Ayrıca, hepsinden daha endişe verici olan kısım şu ki, bunun, IŞİD kurbanlarına doğru dürüst adalet sağlamadığımız anlamına geldiğine inanıyorum.
Biz döngüyü kırmıyor ve böyle bir grubun yeniden yükselişini önlemiyoruz. Doğruyu söylemek gerekirse biz, halifeliğin kurulurken kendi çıkarları için kullandığı nefreti besliyoruz. Diğer taraftan, şiddet içeren aşırılıkla mücadeleye yönelik her türlü çabayı yok ediyoruz.
İnsan Hakları İzleme Örgütü (HRW), cuma günü içten bir ricada bulunarak, Fransız yetkililerin, kendi vatandaşı terör şüphelilerinin yargılanmasını, Irak’ta “taşeronlara” yaptırmaya son vermesini istedi.

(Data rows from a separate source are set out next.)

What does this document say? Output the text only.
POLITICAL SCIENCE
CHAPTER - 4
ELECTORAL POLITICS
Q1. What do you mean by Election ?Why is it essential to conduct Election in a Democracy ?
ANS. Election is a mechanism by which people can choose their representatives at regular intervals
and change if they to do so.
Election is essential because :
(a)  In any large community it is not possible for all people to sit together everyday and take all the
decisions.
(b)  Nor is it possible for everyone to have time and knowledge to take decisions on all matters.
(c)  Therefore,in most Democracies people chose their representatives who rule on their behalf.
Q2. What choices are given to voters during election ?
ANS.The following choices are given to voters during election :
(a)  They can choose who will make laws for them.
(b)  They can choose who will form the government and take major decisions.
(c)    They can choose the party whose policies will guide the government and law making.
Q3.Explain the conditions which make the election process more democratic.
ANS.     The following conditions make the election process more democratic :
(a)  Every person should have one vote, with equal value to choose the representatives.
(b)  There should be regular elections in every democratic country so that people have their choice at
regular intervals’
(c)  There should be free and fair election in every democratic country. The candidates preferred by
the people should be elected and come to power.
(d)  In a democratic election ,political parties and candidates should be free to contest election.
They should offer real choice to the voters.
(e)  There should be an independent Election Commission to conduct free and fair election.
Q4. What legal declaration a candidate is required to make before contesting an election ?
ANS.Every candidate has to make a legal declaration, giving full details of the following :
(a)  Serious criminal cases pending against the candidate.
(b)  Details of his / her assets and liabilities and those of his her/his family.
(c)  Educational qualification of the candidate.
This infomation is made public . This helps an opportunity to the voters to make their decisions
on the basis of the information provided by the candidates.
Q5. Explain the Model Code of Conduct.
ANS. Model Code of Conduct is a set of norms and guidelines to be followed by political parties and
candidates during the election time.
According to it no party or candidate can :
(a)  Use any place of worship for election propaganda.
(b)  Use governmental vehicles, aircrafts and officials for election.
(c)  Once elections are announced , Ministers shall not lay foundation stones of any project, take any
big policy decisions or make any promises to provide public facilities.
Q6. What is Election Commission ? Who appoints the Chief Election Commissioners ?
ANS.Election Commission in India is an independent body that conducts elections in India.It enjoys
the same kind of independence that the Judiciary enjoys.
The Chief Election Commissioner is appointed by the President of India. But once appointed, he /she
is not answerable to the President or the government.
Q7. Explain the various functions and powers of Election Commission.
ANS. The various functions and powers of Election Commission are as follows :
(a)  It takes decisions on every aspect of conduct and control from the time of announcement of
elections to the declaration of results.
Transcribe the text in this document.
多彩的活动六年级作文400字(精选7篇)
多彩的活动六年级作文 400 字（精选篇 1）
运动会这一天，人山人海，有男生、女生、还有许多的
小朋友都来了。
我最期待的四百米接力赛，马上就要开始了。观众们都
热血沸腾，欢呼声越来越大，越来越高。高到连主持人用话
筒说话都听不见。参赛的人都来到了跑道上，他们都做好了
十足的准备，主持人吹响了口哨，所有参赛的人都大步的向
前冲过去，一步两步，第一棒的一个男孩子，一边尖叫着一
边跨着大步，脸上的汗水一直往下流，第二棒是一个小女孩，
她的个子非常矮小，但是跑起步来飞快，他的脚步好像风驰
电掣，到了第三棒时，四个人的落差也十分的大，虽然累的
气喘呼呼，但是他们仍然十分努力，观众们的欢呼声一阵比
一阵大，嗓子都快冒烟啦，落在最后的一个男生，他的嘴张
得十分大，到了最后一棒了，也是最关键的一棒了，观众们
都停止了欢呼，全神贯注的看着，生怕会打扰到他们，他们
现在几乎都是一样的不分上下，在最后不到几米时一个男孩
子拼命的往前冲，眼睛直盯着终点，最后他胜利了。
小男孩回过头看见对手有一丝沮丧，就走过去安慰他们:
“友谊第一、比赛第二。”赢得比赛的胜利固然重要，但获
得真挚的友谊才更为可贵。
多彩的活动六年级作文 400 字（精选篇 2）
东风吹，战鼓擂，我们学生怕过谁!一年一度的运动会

HRW, Fransa’ya, Irak’taki cezaevlerinde tutulan, burada hukuksuz yargılamalar ve infazlarla karşı karşıya olan, işkence gören ya da itirafa zorlanan vatandaşlarının adil yargılanma için ülkelerine dönmelerini sağlama çağrısı yaptı.
Aynı gün İngiliz IŞİD “gelini” Şamima Begüm’ün aile avukatı, Begüm’ü vatandaşlıktan çıkarma kararından dolayı İngiltere İçişleri Bakanı Sajid Javid’i, “bir insanı çöp gibi atılması yasak bir yere bırakmakla” suçladı. Uluslararası hukuka aykırı bu karar Begüm’ü şu anda muhtemelen vatansız bırakacak.
Birçoğunun “Ne olmuş yani?” dediğini duyar gibiyim. IŞİD “mahkemeleri”, insanların kırbaçlanarak öldürüldüğünü, binalardan atıldığını, diri diri yakıldığını, kafalarının uçurulduğunu gördü.
Ancak bu, tehlikeli bir düşünce şekli.
Her şeyden önce, ne kadar fena olurlarsa olsunlar birilerinin haklarına riayet etmezsek, herkesin hakkını ayaklar altına almış oluruz ve bu durum, kaygan bir zemin oluşturur.
Şayet kendi yasalarımızı çiğnersek, bu yasaların altını oymuş oluruz.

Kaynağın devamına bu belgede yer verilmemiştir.